Figure 3. Fenamates inhibit NLRP3 via reversible blockade of the Cl⁻ channel VRAC.

(a) iBMDMs were primed with LPS (1 μg ml⁻¹, 4 h) and pre-treated with NSAID, reversible caspase-1 inhibitor YVAD-CHO or irreversible NLRP3 inhibitor 3,4-methylenedioxy-β-nitrostyrene (MNS) (100 μM, 15 min) before washing 3 × 5 min (or no wash) and stimulation with ATP (5 mM, 1 h). (b) Cells were pre-treated with drug as above before either media replacement without drug, media replacement with drug or no media replacement followed by ATP stimulation. (c–e) iBMDMs were primed as above. Currents were measured in the whole-cell configuration of the patch clamp technique. Voltage ramps were applied from −90 mV to +90 mV for a duration of 360 ms every 20 s. Non selective cation currents were evoked by 5 mM ATP and were measured in the absence (ATP) or presence of 100 μM flufenamic acid (c, n=8) or mefenamic acid (d, n=10). (f–j) iBMDMs were primed as above before whole-cell volume-regulated chloride currents (VRAC) were induced by hypotonic extracellular medium. Currents were induced by 360 ms-lasting voltage ramps from −90 mV to +90 mV every 20 s.
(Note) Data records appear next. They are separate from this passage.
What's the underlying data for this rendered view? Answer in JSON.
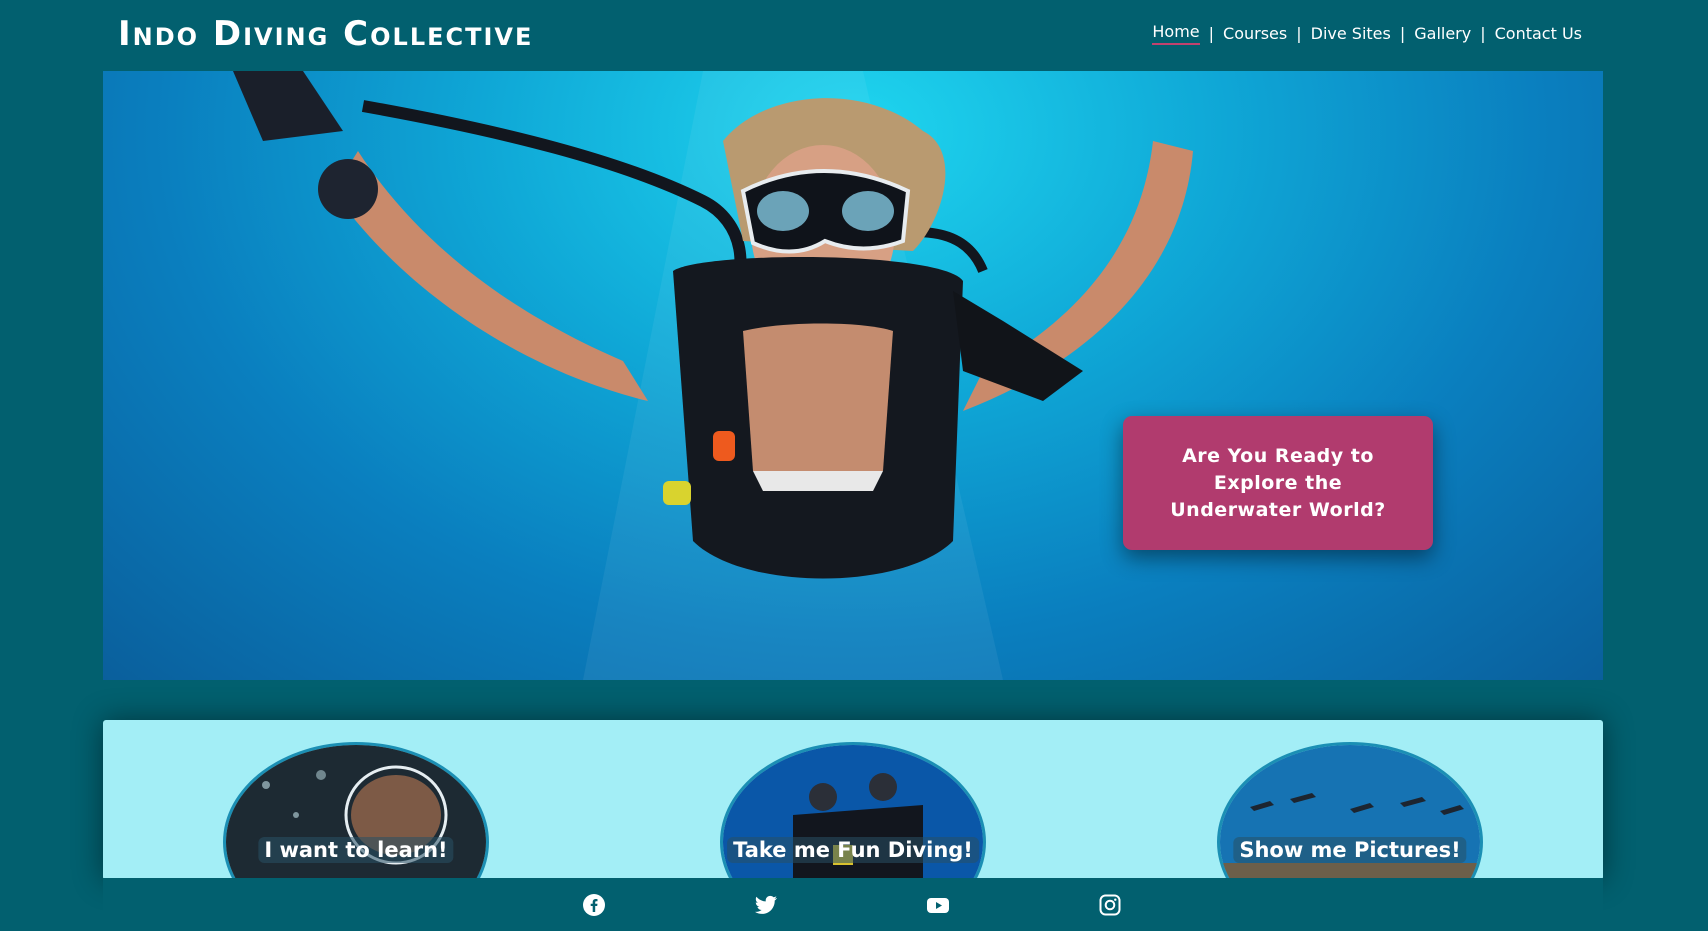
{
  "header": {
    "title": "Indo Diving Collective",
    "nav": [
      {
        "label": "Home",
        "active": true
      },
      {
        "label": "Courses",
        "active": false
      },
      {
        "label": "Dive Sites",
        "active": false
      },
      {
        "label": "Gallery",
        "active": false
      },
      {
        "label": "Contact Us",
        "active": false
      }
    ],
    "separator": "|"
  },
  "hero": {
    "image": "diver-underwater-photo",
    "cta_text": "Are You Ready to Explore the Underwater World?"
  },
  "cards": [
    {
      "label": "I want to learn!",
      "image": "diver-mask-closeup"
    },
    {
      "label": "Take me Fun Diving!",
      "image": "two-divers-photo"
    },
    {
      "label": "Show me Pictures!",
      "image": "group-divers-reef"
    }
  ],
  "footer": {
    "social": [
      "facebook-icon",
      "twitter-icon",
      "youtube-icon",
      "instagram-icon"
    ]
  },
  "colors": {
    "background": "#02606f",
    "cta": "#b13b6e",
    "cards_panel": "#a3eef6",
    "nav_active_underline": "#c2426e"
  }
}
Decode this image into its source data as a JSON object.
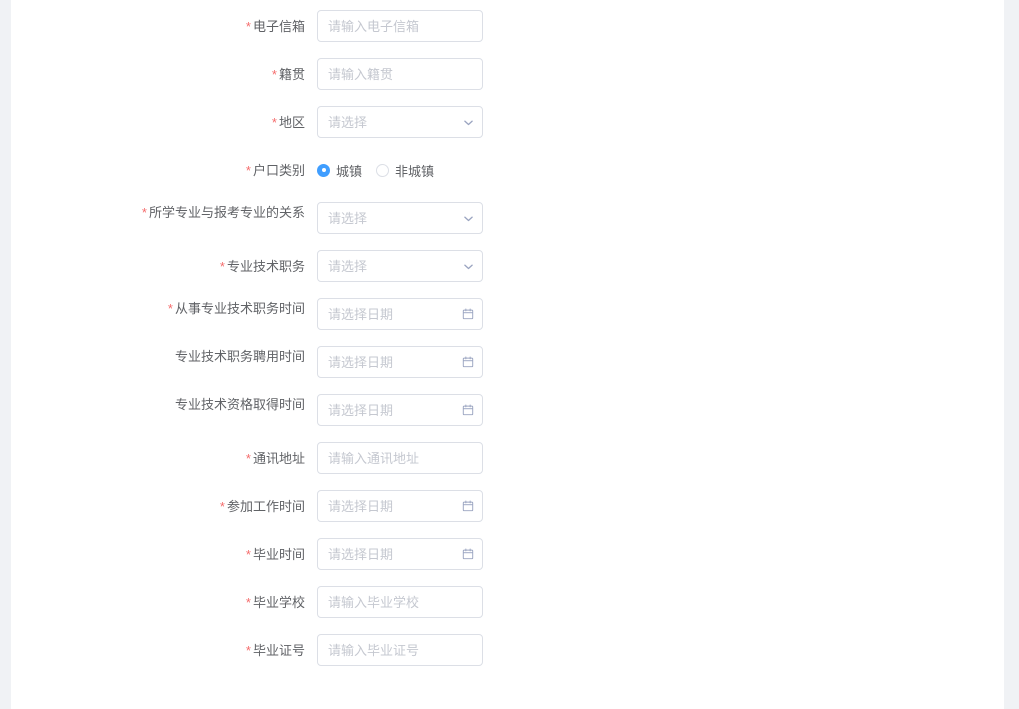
{
  "colors": {
    "page_background": "#f0f2f5",
    "card_background": "#ffffff",
    "label_text": "#606266",
    "placeholder_text": "#c5c8d0",
    "border": "#dcdfe6",
    "required_star": "#f56c6c",
    "accent": "#409eff"
  },
  "form": {
    "rows": [
      {
        "label": "电子信箱",
        "required": true,
        "type": "text",
        "placeholder": "请输入电子信箱",
        "value": "",
        "icon": null
      },
      {
        "label": "籍贯",
        "required": true,
        "type": "text",
        "placeholder": "请输入籍贯",
        "value": "",
        "icon": null
      },
      {
        "label": "地区",
        "required": true,
        "type": "select",
        "placeholder": "请选择",
        "value": "",
        "icon": "chevron-down-icon"
      },
      {
        "label": "户口类别",
        "required": true,
        "type": "radio",
        "placeholder": "",
        "value": "城镇",
        "options": [
          "城镇",
          "非城镇"
        ],
        "icon": null
      },
      {
        "label": "所学专业与报考专业的关系",
        "required": true,
        "type": "select",
        "placeholder": "请选择",
        "value": "",
        "icon": "chevron-down-icon"
      },
      {
        "label": "专业技术职务",
        "required": true,
        "type": "select",
        "placeholder": "请选择",
        "value": "",
        "icon": "chevron-down-icon"
      },
      {
        "label": "从事专业技术职务时间",
        "required": true,
        "type": "date",
        "placeholder": "请选择日期",
        "value": "",
        "icon": "calendar-icon"
      },
      {
        "label": "专业技术职务聘用时间",
        "required": false,
        "type": "date",
        "placeholder": "请选择日期",
        "value": "",
        "icon": "calendar-icon"
      },
      {
        "label": "专业技术资格取得时间",
        "required": false,
        "type": "date",
        "placeholder": "请选择日期",
        "value": "",
        "icon": "calendar-icon"
      },
      {
        "label": "通讯地址",
        "required": true,
        "type": "text",
        "placeholder": "请输入通讯地址",
        "value": "",
        "icon": null
      },
      {
        "label": "参加工作时间",
        "required": true,
        "type": "date",
        "placeholder": "请选择日期",
        "value": "",
        "icon": "calendar-icon"
      },
      {
        "label": "毕业时间",
        "required": true,
        "type": "date",
        "placeholder": "请选择日期",
        "value": "",
        "icon": "calendar-icon"
      },
      {
        "label": "毕业学校",
        "required": true,
        "type": "text",
        "placeholder": "请输入毕业学校",
        "value": "",
        "icon": null
      },
      {
        "label": "毕业证号",
        "required": true,
        "type": "text",
        "placeholder": "请输入毕业证号",
        "value": "",
        "icon": null
      }
    ]
  }
}
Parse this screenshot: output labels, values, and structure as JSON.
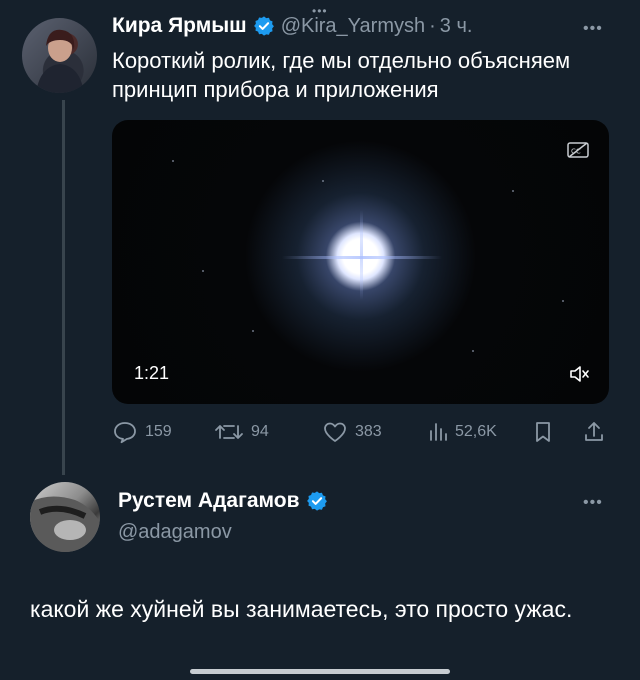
{
  "tweet1": {
    "author_name": "Кира Ярмыш",
    "handle": "@Kira_Yarmysh",
    "separator": "·",
    "time": "3 ч.",
    "text": "Короткий ролик, где мы отдельно объясняем принцип прибора и приложения",
    "media": {
      "duration": "1:21"
    },
    "actions": {
      "replies": "159",
      "retweets": "94",
      "likes": "383",
      "views": "52,6K"
    }
  },
  "tweet2": {
    "author_name": "Рустем Адагамов",
    "handle": "@adagamov",
    "text": "какой же хуйней вы занимаетесь, это просто ужас."
  },
  "colors": {
    "background": "#15202b",
    "secondary_text": "#8b98a5",
    "verified_blue": "#1d9bf0"
  }
}
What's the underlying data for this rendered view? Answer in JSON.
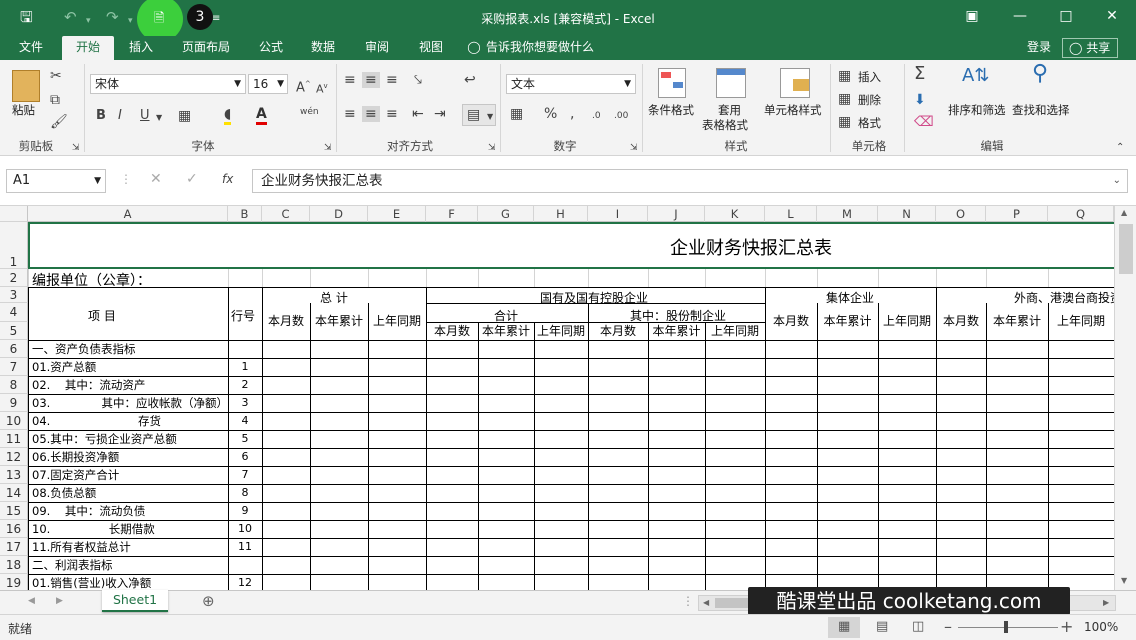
{
  "window": {
    "title": "采购报表.xls  [兼容模式] - Excel",
    "qat_badge": "3"
  },
  "tabs": [
    "文件",
    "开始",
    "插入",
    "页面布局",
    "公式",
    "数据",
    "审阅",
    "视图"
  ],
  "active_tab": "开始",
  "tell_me": "告诉我你想要做什么",
  "signin": "登录",
  "share": "共享",
  "ribbon": {
    "paste": "粘贴",
    "clipboard": "剪贴板",
    "font_name": "宋体",
    "font_size": "16",
    "font_group": "字体",
    "align_group": "对齐方式",
    "number_format": "文本",
    "number_group": "数字",
    "percent": "%",
    "comma": ",",
    "cond_format": "条件格式",
    "table_format_1": "套用",
    "table_format_2": "表格格式",
    "cell_style": "单元格样式",
    "style_group": "样式",
    "insert": "插入",
    "delete": "删除",
    "format": "格式",
    "cells_group": "单元格",
    "sort_filter": "排序和筛选",
    "find_select": "查找和选择",
    "edit_group": "编辑",
    "bold": "B",
    "italic": "I",
    "underline": "U",
    "phonetic": "wén"
  },
  "formula_bar": {
    "name_box": "A1",
    "formula": "企业财务快报汇总表",
    "fx": "fx"
  },
  "columns": [
    "A",
    "B",
    "C",
    "D",
    "E",
    "F",
    "G",
    "H",
    "I",
    "J",
    "K",
    "L",
    "M",
    "N",
    "O",
    "P",
    "Q"
  ],
  "rows": [
    "1",
    "2",
    "3",
    "4",
    "5",
    "6",
    "7",
    "8",
    "9",
    "10",
    "11",
    "12",
    "13",
    "14",
    "15",
    "16",
    "17",
    "18",
    "19"
  ],
  "cells": {
    "title": "企业财务快报汇总表",
    "unit": "编报单位（公章）：",
    "item": "项          目",
    "row_no": "行号",
    "total": "总      计",
    "state_owned": "国有及国有控股企业",
    "subtotal": "合计",
    "shareholding": "其中：股份制企业",
    "collective": "集体企业",
    "foreign": "外商、港澳台商投资",
    "this_month": "本月数",
    "ytd": "本年累计",
    "last_year": "上年同期",
    "items": [
      {
        "label": "一、资产负债表指标",
        "no": ""
      },
      {
        "label": "01.资产总额",
        "no": "1"
      },
      {
        "label": "02.    其中：流动资产",
        "no": "2"
      },
      {
        "label": "03.              其中：应收帐款（净额）",
        "no": "3"
      },
      {
        "label": "04.                        存货",
        "no": "4"
      },
      {
        "label": "05.其中：亏损企业资产总额",
        "no": "5"
      },
      {
        "label": "06.长期投资净额",
        "no": "6"
      },
      {
        "label": "07.固定资产合计",
        "no": "7"
      },
      {
        "label": "08.负债总额",
        "no": "8"
      },
      {
        "label": "09.    其中：流动负债",
        "no": "9"
      },
      {
        "label": "10.                长期借款",
        "no": "10"
      },
      {
        "label": "11.所有者权益总计",
        "no": "11"
      },
      {
        "label": "二、利润表指标",
        "no": ""
      },
      {
        "label": "01.销售(营业)收入净额",
        "no": "12"
      }
    ]
  },
  "sheet_tab": "Sheet1",
  "status": "就绪",
  "zoom": "100%",
  "watermark": "酷课堂出品 coolketang.com"
}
Examples of current recordings measured in the absence or presence of 100 μM ibuprofen (f, n=6), diclofenac (g, n=5), flufenamic acid (h, n=6), or mefenamic acid (i, n=6). ***P<0.001, NS, not significantly different, determined by one-sample t-test versus hypothetical value of 100%. (K) iBMDMs were primed as above and pre-treated with flufenamic acid, mefenamic acid, Cl⁻ channel blockers NPPB or DIDS (100 μM, 15 min) before stimulation with ATP (5 mM, 1 h). (l) iBMDMs were primed as above and pre-treated with DCPIB (10 μM, 15 min) before stimulation with ATP (5 mM, 1 h). IL-1β in the supernatants (a,b,k,l) was quantified by ELISA and data are presented as mean % IL-1β release versus vehicle (DMSO) control+s.e.m or mean IL-1β release (n=4). *P<0.05, **P<0.01, ***P<0.001, NS, not significantly different determined by one-way ANOVA with Tukey's post hoc analysis (a) or one-sample t-test versus hypothetical value of 100% (b–k). ^###P<0.001 versus ATP (l).

Figure 4. Mefenamic acid is protective in rodent models of Alzheimer's disease through an anti-inflammatory mechanism.

(a,b) Female Lister hooded rats (200–230 g) received an acute unilateral intracerebroventricular injection of soluble Aβ_1–42 on day 0 (5 nmol in 10 μl) which was followed by 14 days (starting one day before surgery) of i.p. injection of mefenamic acid (5 mg kg⁻¹) or vehicle. Animals were then tested in the novel object recognition task on 14 d (a) and 35 d (b) post surgery. Discrimination index data are presented as mean+s.e.m (n=5–10). NS, not significantly different, ^###P<0.001 compared with vehicle/vehicle treated animals and **P<0.01 compared to Aβ1-42/vehicle group. (c–f) 13–14 month old transgenic mouse model of Alzheimer's 3 × TgAD and wild-type (WT) control were treated with vehicle or 25 mg kg⁻¹ day⁻¹ mefenamic acid. (c) On day 18 memory was assessed with the novel object recognition task; discrimination index data are presented as mean+s.e.m (n=8–10). ^###P<0.001 compared to vehicle/WT animals and **P<0.01 compared with vehicle/3 × TgAD mice. (d–f) Evaluation of Iba1 and IL-1β expressing microglia within the subicula of 3xTgAD and WT mice following vehicle or mefenamic acid treatment. Microglial activation (d) and IL-1β expression (e) were evaluated and presented as mean+s.e.m (n=8–10). ^###P<0.001 compared with vehicle/WT animals and **P<0.01 compared to vehicle/3 × TgAD mice. (f) Representative images of microglial activation and IL-1β co-localization of 3 × TgAD and WT subicula following vehicle or mefenamic acid treatment. Scale bars are 15 μm. Statistical analyses performed using two-way ANOVA followed by Sidak corrected post hoc analysis.